O livro La guerre contre le passé (A Guerra Contra o Passado), do escritor húngaro naturalizado americano Frank Furedi, observa a natureza iconoclasta e furiosa da cultura do cancelamento, a fúria daqueles que violam o passado — por exemplo, destruindo uma estátua que permaneceu de pé por séculos — para se vingar do presente e “deserdar a história”. Furedi se mostra ingenuamente surpreso ao observar que as modas ideológicas atuais, incubadas na década de 1960, explodiram em influência cultural na década de 1980, dominada por Ronald Reagan e Margaret Thatcher. Ele confunde liberalismo/neoliberalismo e conservadorismo, duas ideologias divergentes. Os liberais da década de 1980, assim como seus modelos culturais e econômicos (von Hayek, Friedman, Ayn Rand), estavam primordialmente preocupados com a economia: defendiam a livre iniciativa e o dogma do crescimento, a forma de progresso cara à direita liberal. Seu suposto conservadorismo se limitava à defesa da ordem patrimonial vigente. Margaret Thatcher afirmou que a sociedade não existia, que existiam apenas indivíduos. “Não existe tal coisa como sociedade.” Uma síntese da cultura do cancelamento, assim como a outra declaração icônica da dama inglesa de que “não há alternativa” à sociedade de mercado, o acrônimo TINA (não há alternativa) invocado pelo pensamento liberal.

Foram o colonialismo anglo-saxão e francês que praticaram a supressão cultural — desculturação seguida de aculturação forçada — contra povos “atrasados”, submetendo-os a uma vigorosa lavagem cerebral para conduzi-los a um progresso inevitável, coincidindo com a adesão ao modelo liberal-democrático ocidental, que hoje — segundo a ortodoxia woke — atingiu seu apogeu cívico e cultural na história. Isso é um grave erro se expresso por especialistas em cenários geopolíticos como Francis Fukuyama, e devastador se se tornar a única ideia de gerações desculturadas e, além disso, enfraquecidas pela complacência existencial.
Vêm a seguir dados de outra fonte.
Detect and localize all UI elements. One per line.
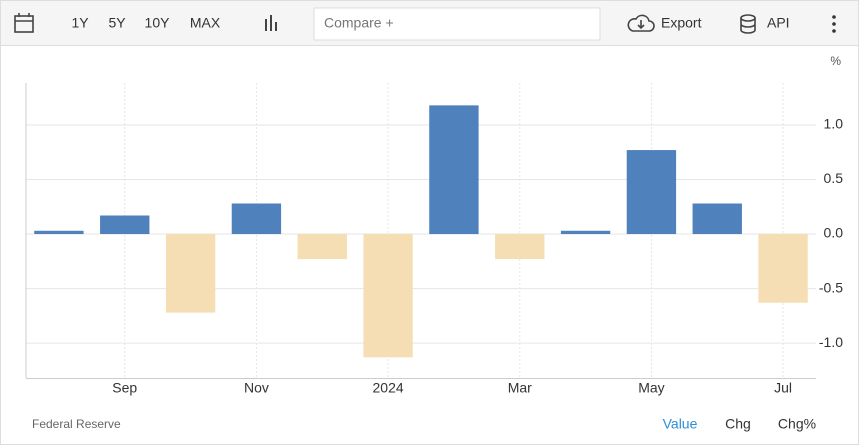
y-tick-label: 1.0 [824,116,844,132]
icon-bar [265,19,267,31]
bar [34,230,84,235]
source: Federal Reserve [32,417,121,431]
bar [626,150,677,235]
api-icon[interactable] [740,14,756,34]
unit-label: % [830,54,841,68]
range-button[interactable]: MAX [190,15,221,31]
range-button[interactable]: 10Y [145,15,171,31]
bar [297,234,347,260]
bar [231,203,282,235]
plot: -1.0 -0.5 0.0 0.5 1.0 Sep Nov 2024 Mar May Jul [26,83,843,396]
export-button[interactable]: Export [661,15,702,31]
x-tick-label: 2024 [373,380,404,396]
dot [832,29,836,33]
bar [100,215,150,235]
range-button[interactable]: 5Y [108,15,126,31]
bar [429,105,479,235]
x-tick-label: May [638,380,664,396]
icon-bar [275,22,277,31]
x-tick-label: Sep [112,380,137,396]
view-button[interactable]: Value [663,416,698,432]
dot [832,15,836,19]
view-button[interactable]: Chg% [778,416,816,432]
view-button[interactable]: Chg [725,416,751,432]
chart-type-icon[interactable] [265,15,277,31]
x-tick-label: Mar [508,380,532,396]
calendar-body [14,15,34,33]
export-icon[interactable] [627,14,655,32]
y-tick-label: -1.0 [819,334,843,350]
bar [692,203,742,235]
icon-bar [270,15,272,31]
y-tick-label: -0.5 [819,279,843,295]
y-tick-label: 0.5 [824,170,844,186]
x-tick-label: Nov [244,380,269,396]
dot [832,22,836,26]
range-button[interactable]: 1Y [71,15,89,31]
cloud [627,14,655,32]
bar [363,234,413,358]
x-tick-label: Jul [774,380,792,396]
bar [165,234,216,313]
api-button[interactable]: API [767,15,790,31]
arrow [637,20,645,30]
calendar-icon[interactable] [14,13,34,33]
db-body [740,18,756,34]
bar [495,234,545,260]
menu-icon[interactable] [832,15,836,33]
compare-input[interactable] [313,7,601,41]
y-tick-label: 0.0 [824,225,844,241]
bar [560,230,611,235]
compare-placeholder: Compare + [324,15,394,31]
bar [758,234,808,303]
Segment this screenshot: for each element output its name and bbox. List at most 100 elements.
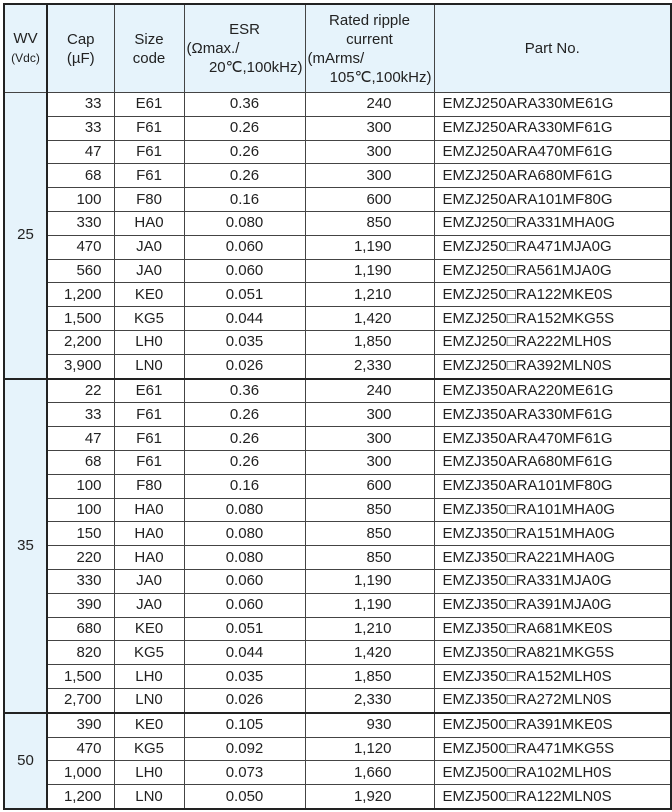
size-code-cell: LH0 — [113, 760, 185, 786]
part-no-cell: EMZJ350□RA821MKG5S — [433, 640, 672, 666]
part-no-cell: EMZJ250□RA392MLN0S — [433, 353, 672, 380]
part-no-cell: EMZJ250ARA330MF61G — [433, 115, 672, 141]
part-no-cell: EMZJ350□RA681MKE0S — [433, 616, 672, 642]
ripple-current-cell: 1,920 — [304, 784, 435, 810]
part-no-cell: EMZJ500□RA471MKG5S — [433, 736, 672, 762]
size-code-cell: LN0 — [113, 687, 185, 714]
cap-cell: 330 — [46, 210, 115, 236]
ripple-current-cell: 1,850 — [304, 329, 435, 355]
ripple-current-cell: 1,420 — [304, 306, 435, 331]
table-row: 220 HA0 0.080 850 EMZJ350□RA221MHA0G — [4, 545, 672, 570]
header-cap: Cap (µF) — [46, 3, 115, 93]
ripple-current-cell: 850 — [304, 545, 435, 570]
esr-cell: 0.16 — [183, 187, 306, 212]
size-code-cell: F80 — [113, 187, 185, 212]
header-ripple: Rated ripple current (mArms/105℃,100kHz) — [304, 3, 435, 93]
size-code-cell: KG5 — [113, 640, 185, 666]
cap-cell: 220 — [46, 545, 115, 570]
esr-cell: 0.051 — [183, 616, 306, 642]
part-no-cell: EMZJ350ARA220ME61G — [433, 377, 672, 404]
table-row: 68 F61 0.26 300 EMZJ350ARA680MF61G — [4, 449, 672, 475]
size-code-cell: KG5 — [113, 736, 185, 762]
table-row: 33 F61 0.26 300 EMZJ250ARA330MF61G — [4, 115, 672, 141]
esr-cell: 0.050 — [183, 784, 306, 810]
part-no-cell: EMZJ500□RA102MLH0S — [433, 760, 672, 786]
part-no-cell: EMZJ350□RA272MLN0S — [433, 687, 672, 714]
esr-cell: 0.060 — [183, 258, 306, 284]
cap-cell: 2,200 — [46, 329, 115, 355]
ripple-current-cell: 1,660 — [304, 760, 435, 786]
table-row: 35 22 E61 0.36 240 EMZJ350ARA220ME61G — [3, 377, 672, 714]
esr-cell: 0.080 — [183, 210, 306, 236]
ripple-current-cell: 1,190 — [304, 258, 435, 284]
size-code-cell: KG5 — [113, 306, 185, 331]
part-no-cell: EMZJ250□RA561MJA0G — [433, 258, 672, 284]
header-row: WV (Vdc) Cap (µF) Size code ESR (Ωmax./20℃,1… — [3, 3, 672, 93]
part-no-cell: EMZJ500□RA122MLN0S — [433, 784, 672, 810]
part-no-cell: EMZJ250ARA330ME61G — [433, 92, 672, 117]
ripple-current-cell: 300 — [304, 139, 435, 165]
header-wv: WV (Vdc) — [3, 3, 48, 93]
ripple-current-cell: 850 — [304, 497, 435, 523]
cap-cell: 390 — [46, 592, 115, 618]
ripple-current-cell: 300 — [304, 163, 435, 189]
esr-cell: 0.073 — [183, 760, 306, 786]
part-no-cell: EMZJ250□RA331MHA0G — [433, 210, 672, 236]
part-no-cell: EMZJ250□RA471MJA0G — [433, 234, 672, 260]
part-no-cell: EMZJ250ARA680MF61G — [433, 163, 672, 189]
cap-cell: 22 — [46, 377, 115, 404]
size-code-cell: HA0 — [113, 210, 185, 236]
cap-cell: 1,200 — [46, 282, 115, 308]
cap-cell: 820 — [46, 640, 115, 666]
ripple-current-cell: 1,210 — [304, 282, 435, 308]
table-row: 100 HA0 0.080 850 EMZJ350□RA101MHA0G — [4, 497, 672, 523]
part-no-cell: EMZJ500□RA391MKE0S — [433, 711, 672, 738]
esr-cell: 0.044 — [183, 640, 306, 666]
part-no-cell: EMZJ250□RA222MLH0S — [433, 329, 672, 355]
cap-cell: 330 — [46, 568, 115, 594]
esr-cell: 0.026 — [183, 687, 306, 714]
table-row: 1,500 KG5 0.044 1,420 EMZJ250□RA152MKG5S — [4, 306, 672, 331]
cap-cell: 33 — [46, 92, 115, 117]
table-row: 68 F61 0.26 300 EMZJ250ARA680MF61G — [4, 163, 672, 189]
header-part-no: Part No. — [433, 3, 672, 93]
ripple-current-cell: 1,850 — [304, 664, 435, 689]
esr-cell: 0.092 — [183, 736, 306, 762]
ripple-current-cell: 300 — [304, 402, 435, 428]
size-code-cell: LH0 — [113, 329, 185, 355]
part-no-cell: EMZJ350□RA152MLH0S — [433, 664, 672, 689]
wv-cell: 25 — [3, 91, 48, 380]
esr-cell: 0.26 — [183, 402, 306, 428]
esr-cell: 0.060 — [183, 568, 306, 594]
cap-cell: 560 — [46, 258, 115, 284]
esr-cell: 0.080 — [183, 545, 306, 570]
table-row: 47 F61 0.26 300 EMZJ350ARA470MF61G — [4, 426, 672, 451]
ripple-current-cell: 1,120 — [304, 736, 435, 762]
esr-cell: 0.26 — [183, 115, 306, 141]
ripple-current-cell: 1,190 — [304, 568, 435, 594]
ripple-current-cell: 240 — [304, 92, 435, 117]
cap-cell: 470 — [46, 736, 115, 762]
esr-cell: 0.051 — [183, 282, 306, 308]
ripple-current-cell: 2,330 — [304, 687, 435, 714]
cap-cell: 680 — [46, 616, 115, 642]
ripple-current-cell: 300 — [304, 449, 435, 475]
part-no-cell: EMZJ350ARA330MF61G — [433, 402, 672, 428]
cap-cell: 100 — [46, 473, 115, 499]
ripple-current-cell: 300 — [304, 115, 435, 141]
cap-cell: 1,500 — [46, 664, 115, 689]
part-no-cell: EMZJ250ARA101MF80G — [433, 187, 672, 212]
table-row: 100 F80 0.16 600 EMZJ350ARA101MF80G — [4, 473, 672, 499]
table-row: 470 KG5 0.092 1,120 EMZJ500□RA471MKG5S — [4, 736, 672, 762]
table-row: 33 F61 0.26 300 EMZJ350ARA330MF61G — [4, 402, 672, 428]
esr-cell: 0.105 — [183, 711, 306, 738]
header-size: Size code — [113, 3, 185, 93]
ripple-current-cell: 1,210 — [304, 616, 435, 642]
cap-cell: 2,700 — [46, 687, 115, 714]
esr-cell: 0.26 — [183, 426, 306, 451]
part-no-cell: EMZJ350ARA470MF61G — [433, 426, 672, 451]
ripple-current-cell: 1,190 — [304, 592, 435, 618]
size-code-cell: LN0 — [113, 353, 185, 380]
esr-cell: 0.26 — [183, 139, 306, 165]
size-code-cell: JA0 — [113, 258, 185, 284]
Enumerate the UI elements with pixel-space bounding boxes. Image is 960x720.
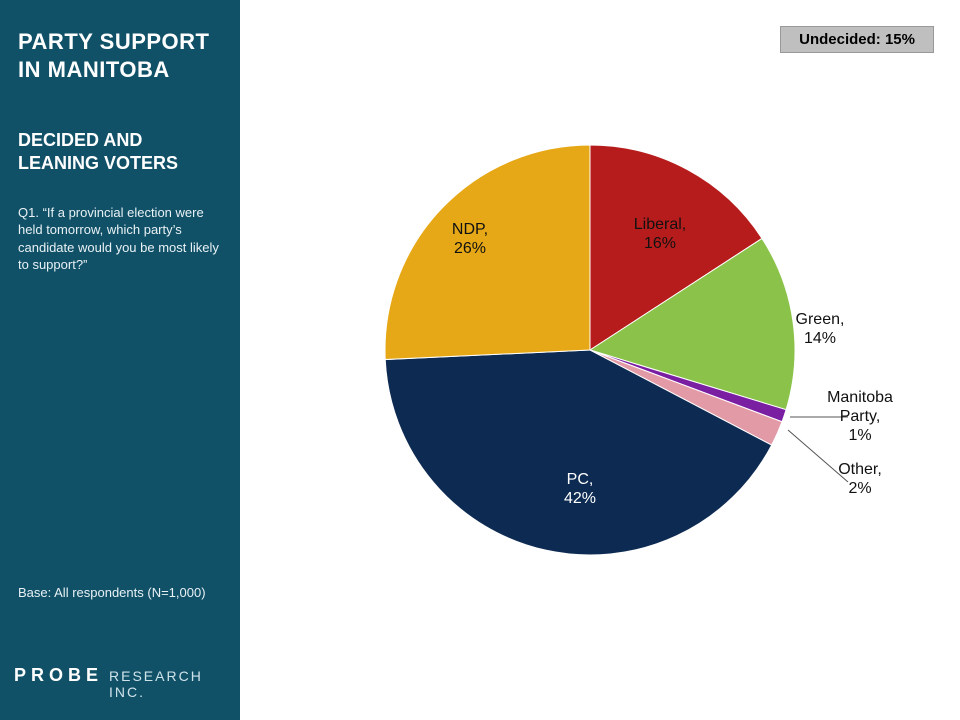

A alegação de um julgamento moral irrevogável que condena o passado é totalmente enganosa: racismo contra a história. Uma consequência é uma autossatisfação cegada pela negação de ideias, princípios e modos de vida diferentes, incompreensíveis por falta de pontos de comparação. O presente torna-se um totem e um tabu em uma ideologia semelhante à caverna de Platão, onde as sombras substituíram a realidade.

O passado a ser apagado é o que nos é dado, o fundamento, seja ele natural (a biologia negada) ou cultural, os costumes, tradições e princípios acumulados ao longo do tempo. Testemunhamos um fenômeno singular de inversão: hábitos, normas e instituições são declarados obsoletos em nome da superioridade do presente, ou seja, de uma crença não verificável, enquanto aqueles que os defendem — quando lhes é graciosamente concedida a palavra — devem apresentar provas da validade de suas alegações. Mas como demonstrar a normalidade da existência de dois sexos, de raças diferentes, do fato de a gravidez ter sido atribuída pela natureza ou por Deus à fêmea mamífera (um termo suspeito que sugerimos à polícia da linguagem)? Tampouco é possível conferir rigor científico ao uso de certas palavras ou a comportamentos que o senso comum sempre considerou normais (outro termo cuja abolição é exigida).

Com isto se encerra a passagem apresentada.